A: We have not had a meeting with the FDA yet. We have submitted all materials quite recently. This is why we are not pursuing the next clinical step yet because we want complete alignment and feedback. We’re expecting that within the next month.

Q: And this is phase 2 that will be starting?

A: We have not communicated anything about that. It’s highly dependent on feedback from the FDA. As we’ve reported, we have positive safety and efficacy data from phase 1. We’re expecting to move it further. We will discuss the full clinical path with the FDA. We expect to be able to do it in a controlled setting like phase 1, which means it will be relatively faster to do. That explains why we’re comfortable to guide that we will initiate and complete the next trial in 2016.

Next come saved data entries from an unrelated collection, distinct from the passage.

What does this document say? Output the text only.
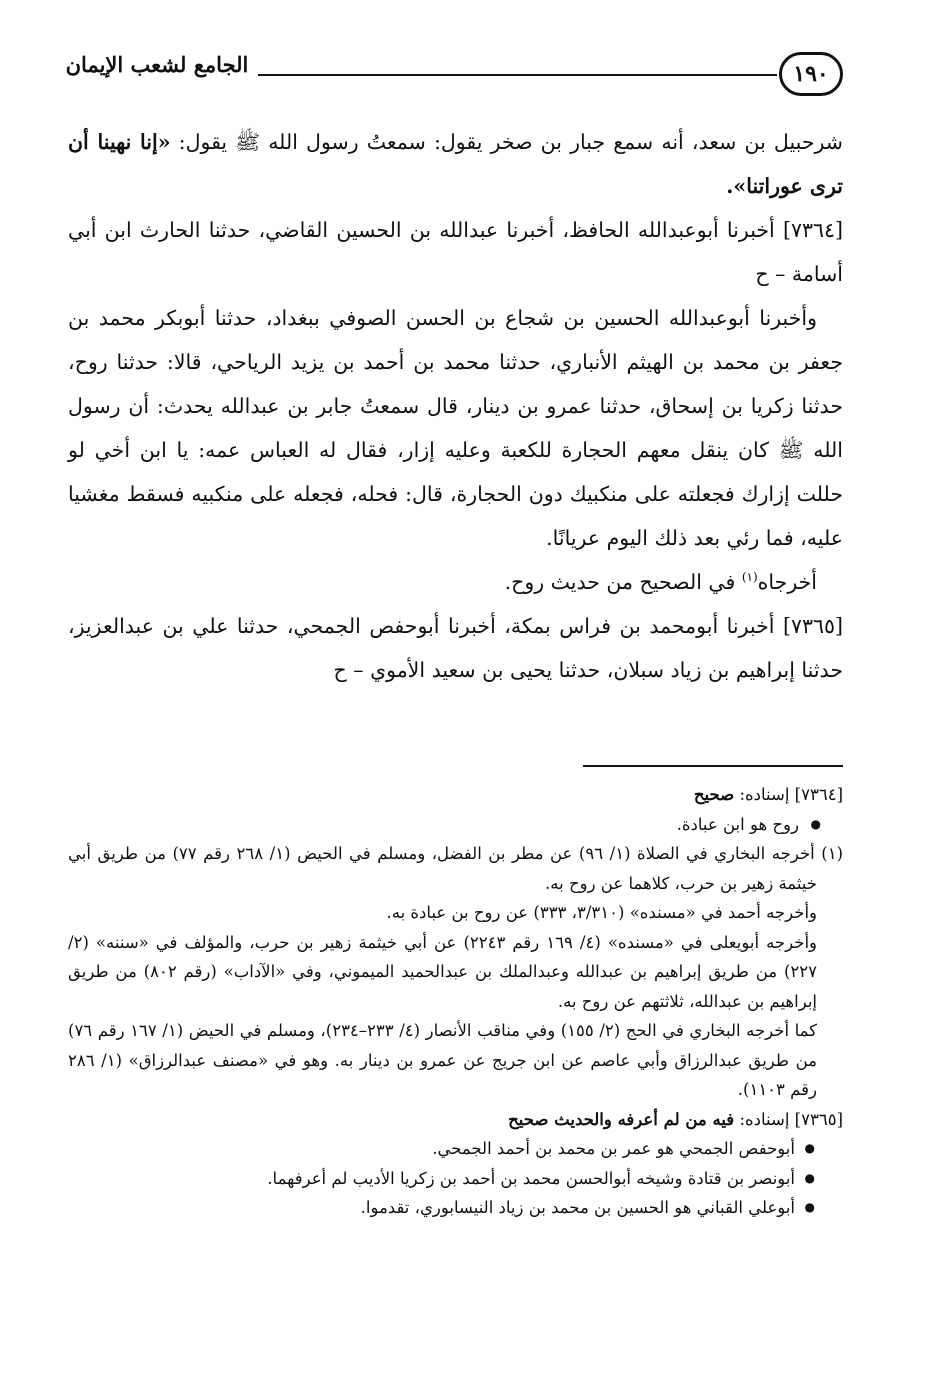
١٩٠
الجامع لشعب الإيمان

شرحبيل بن سعد، أنه سمع جبار بن صخر يقول: سمعتُ رسول الله ﷺ يقول: «إنا نهينا أن ترى عوراتنا».

[٧٣٦٤] أخبرنا أبوعبدالله الحافظ، أخبرنا عبدالله بن الحسين القاضي، حدثنا الحارث ابن أبي أسامة – ح

وأخبرنا أبوعبدالله الحسين بن شجاع بن الحسن الصوفي ببغداد، حدثنا أبوبكر محمد بن جعفر بن محمد بن الهيثم الأنباري، حدثنا محمد بن أحمد بن يزيد الرياحي، قالا: حدثنا روح، حدثنا زكريا بن إسحاق، حدثنا عمرو بن دينار، قال سمعتُ جابر بن عبدالله يحدث: أن رسول الله ﷺ كان ينقل معهم الحجارة للكعبة وعليه إزار، فقال له العباس عمه: يا ابن أخي لو حللت إزارك فجعلته على منكبيك دون الحجارة، قال: فحله، فجعله على منكبيه فسقط مغشيا عليه، فما رئي بعد ذلك اليوم عريانًا.

أخرجاه$^{(١)}$ في الصحيح من حديث روح.

[٧٣٦٥] أخبرنا أبومحمد بن فراس بمكة، أخبرنا أبوحفص الجمحي، حدثنا علي بن عبدالعزيز، حدثنا إبراهيم بن زياد سبلان، حدثنا يحيى بن سعيد الأموي – ح

[٧٣٦٤] إسناده: صحيح

● روح هو ابن عبادة.

(١) أخرجه البخاري في الصلاة (١/ ٩٦) عن مطر بن الفضل، ومسلم في الحيض (١/ ٢٦٨ رقم ٧٧) من طريق أبي خيثمة زهير بن حرب، كلاهما عن روح به.

وأخرجه أحمد في «مسنده» (٣/٣١٠، ٣٣٣) عن روح بن عبادة به.

وأخرجه أبويعلى في «مسنده» (٤/ ١٦٩ رقم ٢٢٤٣) عن أبي خيثمة زهير بن حرب، والمؤلف في «سننه» (٢/ ٢٢٧) من طريق إبراهيم بن عبدالله وعبدالملك بن عبدالحميد الميموني، وفي «الآداب» (رقم ٨٠٢) من طريق إبراهيم بن عبدالله، ثلاثتهم عن روح به.

كما أخرجه البخاري في الحج (٢/ ١٥٥) وفي مناقب الأنصار (٤/ ٢٣٣–٢٣٤)، ومسلم في الحيض (١/ ١٦٧ رقم ٧٦) من طريق عبدالرزاق وأبي عاصم عن ابن جريج عن عمرو بن دينار به. وهو في «مصنف عبدالرزاق» (١/ ٢٨٦ رقم ١١٠٣).

[٧٣٦٥] إسناده: فيه من لم أعرفه والحديث صحيح

● أبوحفص الجمحي هو عمر بن محمد بن أحمد الجمحي.

● أبونصر بن قتادة وشيخه أبوالحسن محمد بن أحمد بن زكريا الأديب لم أعرفهما.

● أبوعلي القباني هو الحسين بن محمد بن زياد النيسابوري، تقدموا.
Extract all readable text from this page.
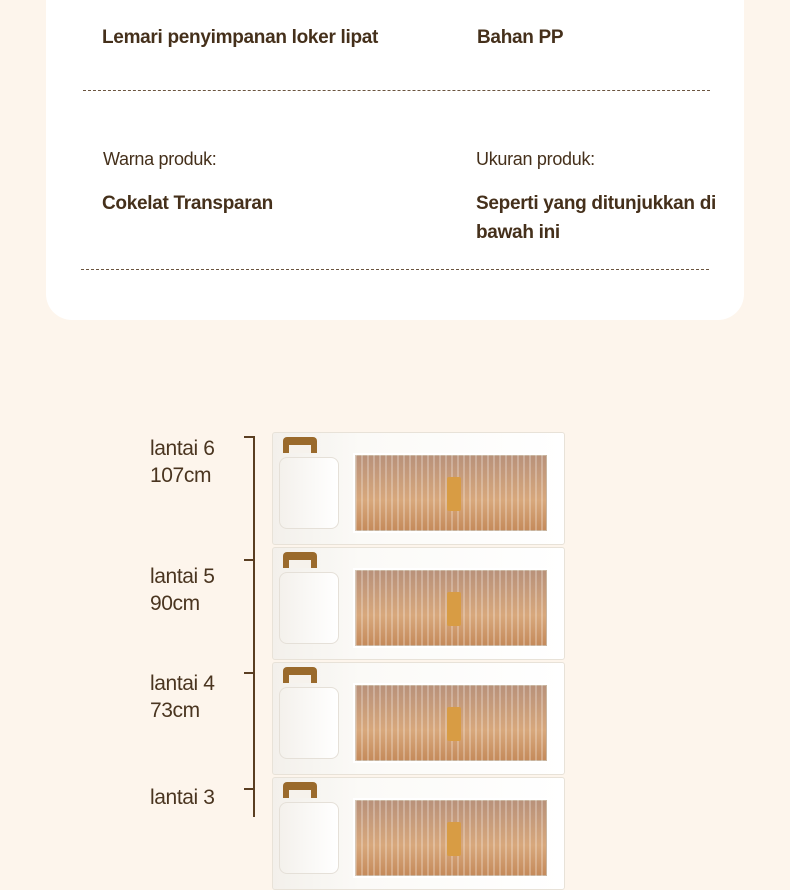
Lemari penyimpanan loker lipat	Bahan PP
Warna produk:	Ukuran produk:
Cokelat Transparan	Seperti yang ditunjukkan di
bawah ini
lantai 6
107cm
lantai 5
90cm
lantai 4
73cm
lantai 3
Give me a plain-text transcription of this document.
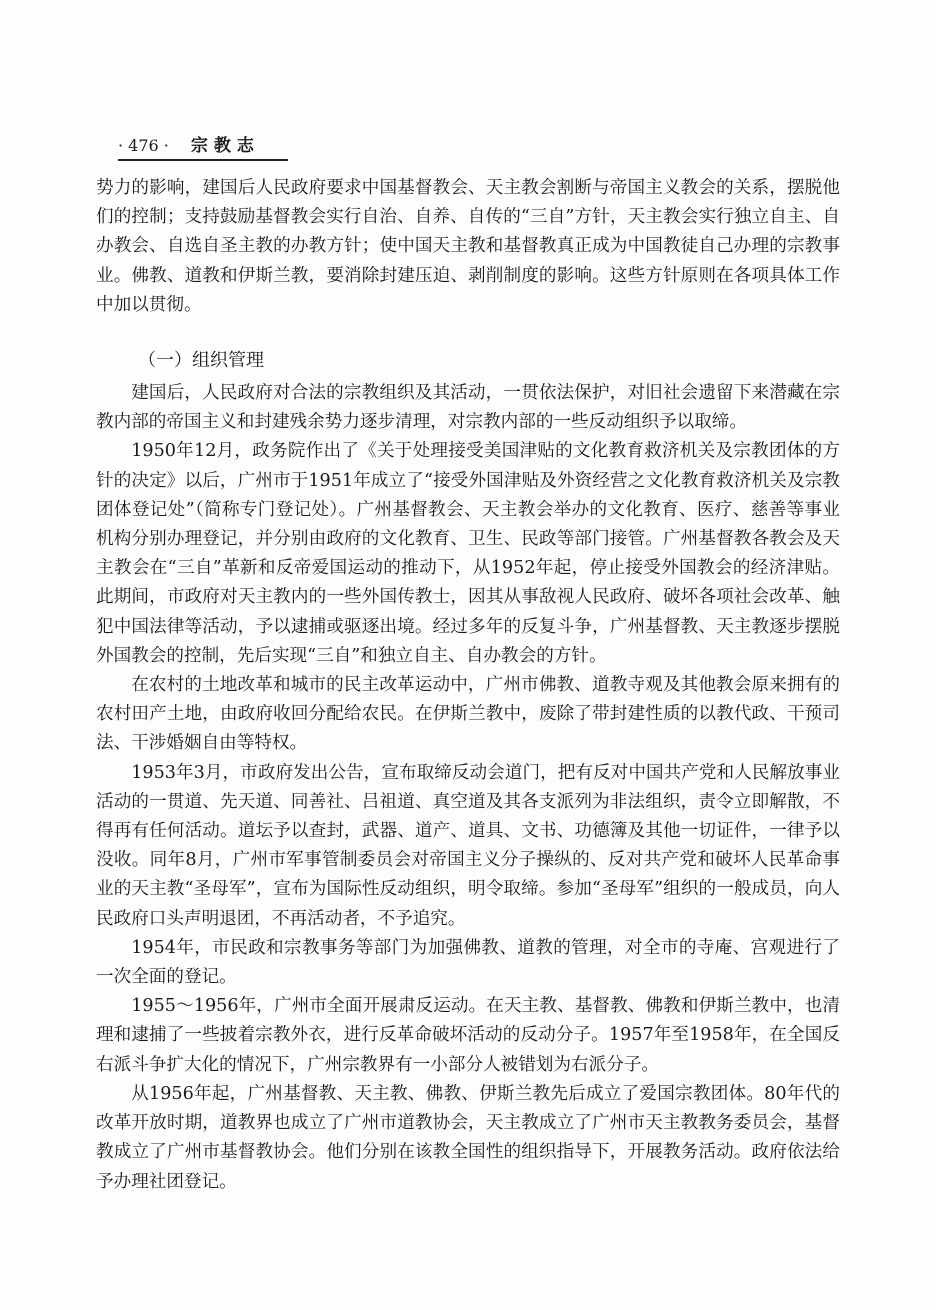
· 476 · 宗教志

势力的影响，建国后人民政府要求中国基督教会、天主教会割断与帝国主义教会的关系，摆脱他们的控制；支持鼓励基督教会实行自治、自养、自传的“三自”方针，天主教会实行独立自主、自办教会、自选自圣主教的办教方针；使中国天主教和基督教真正成为中国教徒自己办理的宗教事业。佛教、道教和伊斯兰教，要消除封建压迫、剥削制度的影响。这些方针原则在各项具体工作中加以贯彻。

（一）组织管理

建国后，人民政府对合法的宗教组织及其活动，一贯依法保护，对旧社会遗留下来潜藏在宗教内部的帝国主义和封建残余势力逐步清理，对宗教内部的一些反动组织予以取缔。

1950年12月，政务院作出了《关于处理接受美国津贴的文化教育救济机关及宗教团体的方针的决定》以后，广州市于1951年成立了“接受外国津贴及外资经营之文化教育救济机关及宗教团体登记处”（简称专门登记处）。广州基督教会、天主教会举办的文化教育、医疗、慈善等事业机构分别办理登记，并分别由政府的文化教育、卫生、民政等部门接管。广州基督教各教会及天主教会在“三自”革新和反帝爱国运动的推动下，从1952年起，停止接受外国教会的经济津贴。此期间，市政府对天主教内的一些外国传教士，因其从事敌视人民政府、破坏各项社会改革、触犯中国法律等活动，予以逮捕或驱逐出境。经过多年的反复斗争，广州基督教、天主教逐步摆脱外国教会的控制，先后实现“三自”和独立自主、自办教会的方针。

在农村的土地改革和城市的民主改革运动中，广州市佛教、道教寺观及其他教会原来拥有的农村田产土地，由政府收回分配给农民。在伊斯兰教中，废除了带封建性质的以教代政、干预司法、干涉婚姻自由等特权。

1953年3月，市政府发出公告，宣布取缔反动会道门，把有反对中国共产党和人民解放事业活动的一贯道、先天道、同善社、吕祖道、真空道及其各支派列为非法组织，责令立即解散，不得再有任何活动。道坛予以查封，武器、道产、道具、文书、功德簿及其他一切证件，一律予以没收。同年8月，广州市军事管制委员会对帝国主义分子操纵的、反对共产党和破坏人民革命事业的天主教“圣母军”，宣布为国际性反动组织，明令取缔。参加“圣母军”组织的一般成员，向人民政府口头声明退团，不再活动者，不予追究。

1954年，市民政和宗教事务等部门为加强佛教、道教的管理，对全市的寺庵、宫观进行了一次全面的登记。

1955～1956年，广州市全面开展肃反运动。在天主教、基督教、佛教和伊斯兰教中，也清理和逮捕了一些披着宗教外衣，进行反革命破坏活动的反动分子。1957年至1958年，在全国反右派斗争扩大化的情况下，广州宗教界有一小部分人被错划为右派分子。

从1956年起，广州基督教、天主教、佛教、伊斯兰教先后成立了爱国宗教团体。80年代的改革开放时期，道教界也成立了广州市道教协会，天主教成立了广州市天主教教务委员会，基督教成立了广州市基督教协会。他们分别在该教全国性的组织指导下，开展教务活动。政府依法给予办理社团登记。
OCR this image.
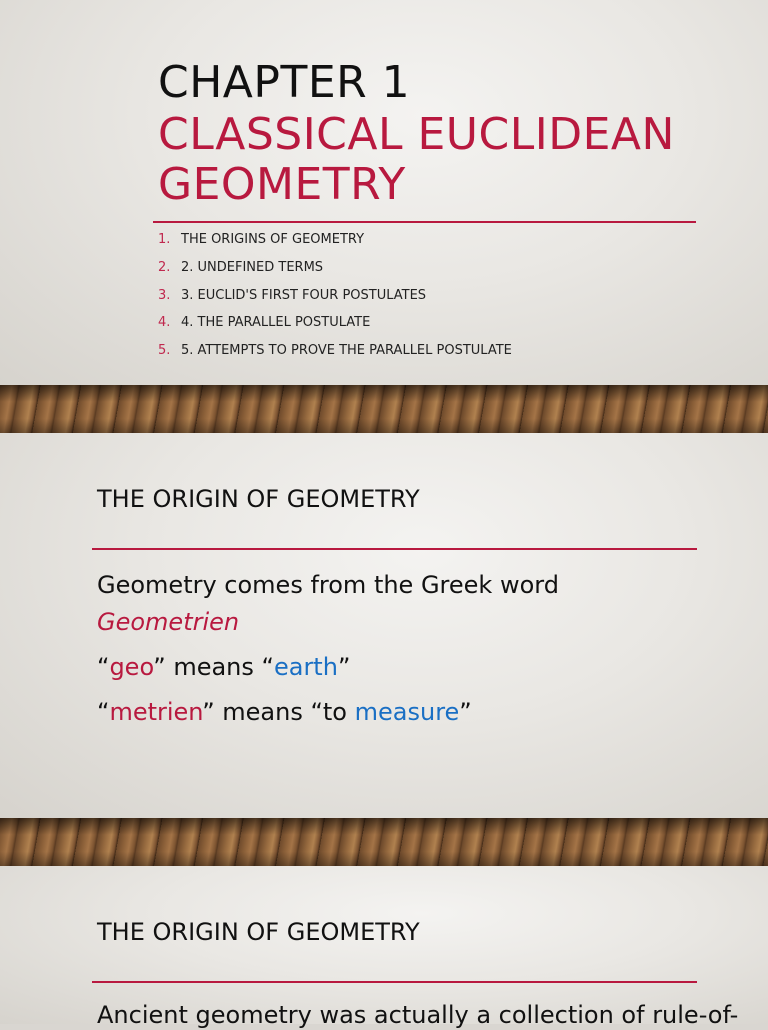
CHAPTER 1
CLASSICAL EUCLIDEAN GEOMETRY
1. THE ORIGINS OF GEOMETRY
2. 2. UNDEFINED TERMS
3. 3. EUCLID'S FIRST FOUR POSTULATES
4. 4. THE PARALLEL POSTULATE
5. 5. ATTEMPTS TO PROVE THE PARALLEL POSTULATE
THE ORIGIN OF GEOMETRY
Geometry comes from the Greek word
Geometrien
“geo” means “earth”
“metrien” means “to measure”
THE ORIGIN OF GEOMETRY
Ancient geometry was actually a collection of rule-of-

Q: Can you confirm that you expect Lyxumia royalty income to discontinue when the key patents expire? Is there any possible impact from the Quantum project? The combination could reach the market in ten years, but are we looking at a potential impact from 2021 on standalone Lyxumia since you won’t have any income after 2024-25?

A: We expect no royalties after patent expiry around 2025-26. You’re right in saying that the product that’s in preclinical studies now, if it reaches the market in ten years it should not have an impact on our royalty income. If the long-acting GLP-1 agonist is on the market before, it could have an impact on the standalone GLP-1 agonist revenue but I’m not sure what it will be. So far we see the GLP-1 agonist market growing by 20-25% and the projections say the market will continue to grow significantly. Of course it’s nice to see that Sanofi sees the GLP-1 agonist market as attractive long-term.

Q: Sanofi downgraded its estimates for standalone Lyxumia. Can you comment on their commitment to it?

A: I can only comment on what they have said publicly. It’s worth noting that in their investor call they had the acceptance of the FDA file on the first page of their presentation and referred to Lyxumia as an important product in diabetes. They are committed. They haven’t so far been guiding about Lyxumia revenue, and having observed the access challenges and the environment in Europe in the countries where the product is available, I’m not so surprised about the conservativeness. More than 70% of the GLP-1 agonist market is in the US, which should be helpful to increase revenue.